Un livre important vient d’être publié par Pierre Caye, philosophe et Directeur du Centre Jean Pépin du CNRS, sous le titre de « Durer ». Cet ouvrage reprend une réflexion en profondeur du concept de développement durable, en mettant l’accent sur le terme de durable. Il a souvent été dit que durable est une mauvaise traduction de sustainable, mais à lire « Durer », on comprend que ce sont là deux points de vue différents et que durable est sans doute un terme plus adéquat. L’expression « Sustainable development » devient un oxymore, lorsque development est pris dans le sens de croissance. Or il est clair qu’une croissance continue ne peut pas être durable.
Pierre Caye prend la notion de développement dans un sens différent. Il s’agit pour lui de construire un patrimoine culturel et matériel. Ceci lui permet de définir une voie intermédiaire entre un productivisme qui mise sur une croissance perpétuelle et une collapsologie qui n’envisage l’avenir qu’en termes de décroissance.
Il s’agit dès lors de définir les règles de fonctionnement d’une société capable de se maintenir dans la durée, en se réappropriant les notions de patrimoine et de transmission.
Une économie durable est incompatible avec le court-termisme qui résulte de l’agenda néo-libéral. La politique néolibérale substitue une politique de flux à une politique de stocks. Il en résulte un manque d’anticipation et un abandon du contrôle par la collectivité des grandes infrastructures (réseaux électriques, gaziers, ferroviaires, autoroutes).

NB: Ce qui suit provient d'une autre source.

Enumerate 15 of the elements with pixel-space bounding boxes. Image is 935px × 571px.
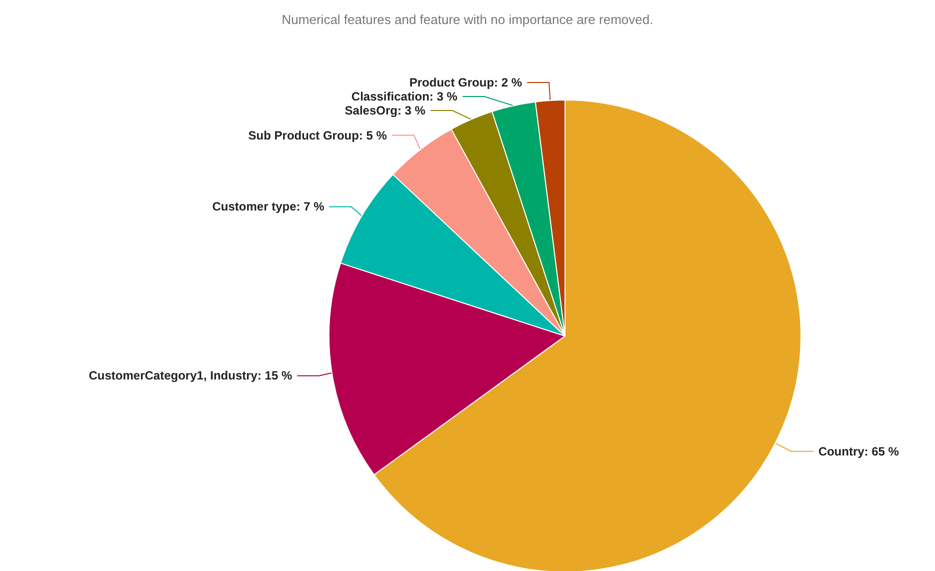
data-label: : 3 %: [429, 90, 458, 104]
slice-label: Classification: [351, 90, 430, 104]
slice-label: Country: [818, 444, 865, 458]
data-label: : 15 %: [257, 368, 292, 383]
data-label: : 7 %: [296, 200, 325, 214]
data-label: : 2 %: [494, 76, 522, 90]
slice-label: Sub Product Group: [248, 128, 359, 142]
data-label: : 5 %: [358, 128, 388, 142]
chart-subtitle: Numerical features and feature with no importance are removed.: [282, 12, 654, 27]
data-label: : 3 %: [397, 104, 426, 118]
slice-label: CustomerCategory1, Industry: [88, 368, 258, 383]
slice-label: SalesOrg: [344, 104, 398, 118]
data-label: : 65 %: [864, 444, 900, 458]
slice-label: Customer type: [212, 200, 297, 214]
slice-label: Product Group: [409, 76, 494, 90]
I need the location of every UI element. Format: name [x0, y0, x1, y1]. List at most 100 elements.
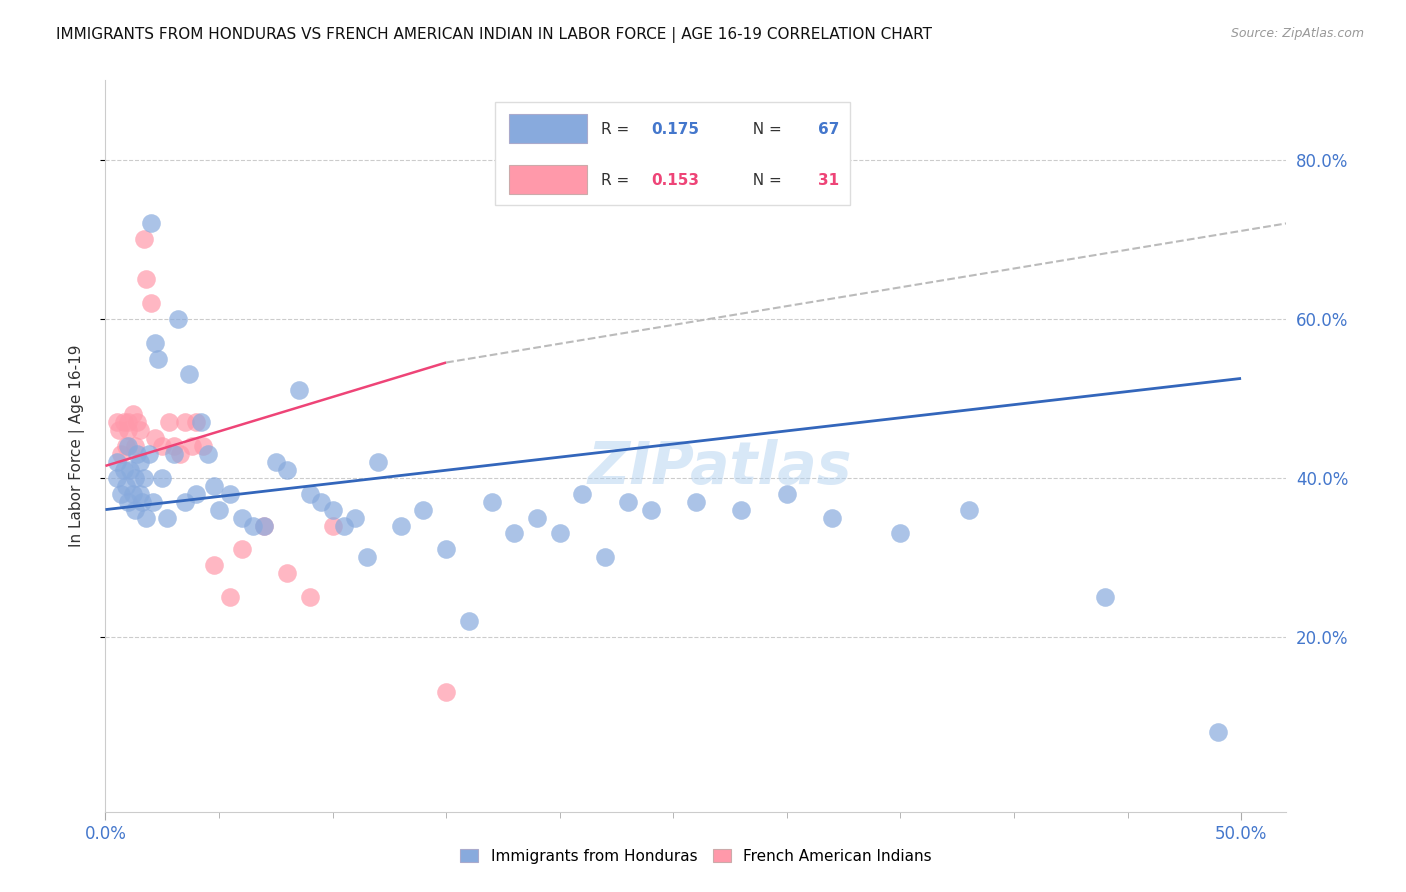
- Point: [150, 471, 173, 485]
- Point: [1208, 725, 1230, 739]
- Text: IMMIGRANTS FROM HONDURAS VS FRENCH AMERICAN INDIAN IN LABOR FORCE | AGE 16-19 CO: IMMIGRANTS FROM HONDURAS VS FRENCH AMERI…: [56, 27, 932, 43]
- Point: [115, 439, 138, 453]
- Point: [640, 502, 662, 516]
- Point: [162, 447, 184, 461]
- Point: [139, 216, 162, 230]
- Point: [117, 494, 139, 508]
- Point: [124, 439, 146, 453]
- Point: [457, 614, 479, 628]
- Point: [112, 463, 135, 477]
- Point: [180, 439, 202, 453]
- Point: [105, 471, 128, 485]
- Point: [150, 439, 173, 453]
- Point: [593, 550, 616, 565]
- Point: [174, 415, 197, 429]
- Point: [115, 479, 138, 493]
- Point: [242, 518, 264, 533]
- Point: [571, 486, 593, 500]
- Point: [191, 439, 214, 453]
- Point: [287, 384, 309, 398]
- Y-axis label: In Labor Force | Age 16-19: In Labor Force | Age 16-19: [69, 344, 84, 548]
- Point: [204, 479, 226, 493]
- Point: [117, 439, 139, 453]
- Point: [121, 486, 143, 500]
- Point: [186, 486, 208, 500]
- Point: [276, 566, 298, 581]
- Point: [132, 232, 155, 246]
- Point: [197, 447, 219, 461]
- Point: [298, 486, 321, 500]
- Point: [174, 494, 197, 508]
- Point: [135, 272, 157, 286]
- Point: [231, 510, 253, 524]
- Point: [526, 510, 548, 524]
- Point: [434, 542, 457, 557]
- Point: [146, 351, 169, 366]
- Point: [481, 494, 503, 508]
- Point: [367, 455, 389, 469]
- Point: [1094, 590, 1116, 604]
- Point: [127, 447, 149, 461]
- Point: [157, 415, 180, 429]
- Point: [117, 423, 139, 437]
- Point: [219, 486, 242, 500]
- Point: [889, 526, 911, 541]
- Point: [167, 311, 190, 326]
- Point: [253, 518, 276, 533]
- Point: [344, 510, 367, 524]
- Point: [685, 494, 707, 508]
- Point: [110, 486, 132, 500]
- Point: [309, 494, 332, 508]
- Point: [219, 590, 242, 604]
- Point: [322, 518, 344, 533]
- Point: [186, 415, 208, 429]
- Point: [139, 296, 162, 310]
- Point: [128, 486, 150, 500]
- Point: [190, 415, 212, 429]
- Point: [821, 510, 844, 524]
- Point: [434, 685, 457, 699]
- Point: [179, 368, 201, 382]
- Point: [503, 526, 526, 541]
- Point: [121, 407, 143, 421]
- Point: [276, 463, 298, 477]
- Point: [204, 558, 226, 573]
- Point: [548, 526, 571, 541]
- Text: ZIPatlas: ZIPatlas: [588, 440, 852, 497]
- Point: [117, 415, 139, 429]
- Point: [617, 494, 640, 508]
- Point: [142, 494, 165, 508]
- Point: [124, 502, 146, 516]
- Point: [105, 415, 128, 429]
- Point: [208, 502, 231, 516]
- Point: [120, 463, 142, 477]
- Point: [156, 510, 179, 524]
- Point: [108, 423, 131, 437]
- Point: [730, 502, 752, 516]
- Point: [169, 447, 191, 461]
- Point: [128, 455, 150, 469]
- Point: [145, 335, 167, 350]
- Point: [127, 415, 149, 429]
- Point: [298, 590, 321, 604]
- Text: Source: ZipAtlas.com: Source: ZipAtlas.com: [1230, 27, 1364, 40]
- Point: [162, 439, 184, 453]
- Point: [389, 518, 412, 533]
- Point: [128, 423, 150, 437]
- Point: [322, 502, 344, 516]
- Point: [138, 447, 160, 461]
- Legend: Immigrants from Honduras, French American Indians: Immigrants from Honduras, French America…: [454, 843, 938, 870]
- Point: [957, 502, 980, 516]
- Point: [333, 518, 356, 533]
- Point: [110, 447, 132, 461]
- Point: [412, 502, 434, 516]
- Point: [135, 510, 157, 524]
- Point: [145, 431, 167, 445]
- Point: [132, 471, 155, 485]
- Point: [231, 542, 253, 557]
- Point: [356, 550, 378, 565]
- Point: [131, 494, 153, 508]
- Point: [253, 518, 276, 533]
- Point: [105, 455, 128, 469]
- Point: [264, 455, 287, 469]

Le rôle de la technique doit être revu. Elle doit cesser d’obéir au principe de la « destruction créatrice » qu’avait introduit Schumpeter. Il faut au contraire veiller à la continuité des options qui sont retenues et faire de la technique une « arche » protégeant l’humanité des aléas de l’existence.
L’architecture capable de concevoir des bâtiments durables et de créer une ville harmonieuse représente l’exemple même d’une telle technique au service de la collectivité. Les NTIC ont un rôle à jouer, mais sont souvent employées à dissimuler des défauts de structure. Une smart city n’est pas nécessairement une ville durable.
Construire un patrimoine durable qui puisse être transmis aux générations futures demande un surcroît de travail. Ainsi, dans le cas de l’agriculture, des techniques agricoles de type permaculture nécessitent beaucoup de main-d’œuvre. Il est donc tout à fait pertinent, en raison du bien-être apporté à la collectivité et afin de préserver les écosystèmes, d’envisager un revenu rétributif qui ne présente pas les inconvénients d’un revenu universel de nature à élargir le fossé entre une minorité dirigeante et une masse désœuvrée.
La gouvernance souvent prônée à l’heure actuelle, marquée par l’oubli du passé et l’absence de vision d’avenir, exclut la durée. La véritable souveraineté politique manifeste la différence entre la gestion quotidienne et la réponse à apporter à des situations critiques. Sans supprimer la gouvernance, la souveraineté doit la compléter.
L’ouvrage de Pierre Caye nous invite ainsi à repenser en profondeur les concepts de fond qui servent à guider les décisions publiques, en dépassant les clivages stériles dont la multiplication ne fait qu’accroître l’entropie du système économique et social.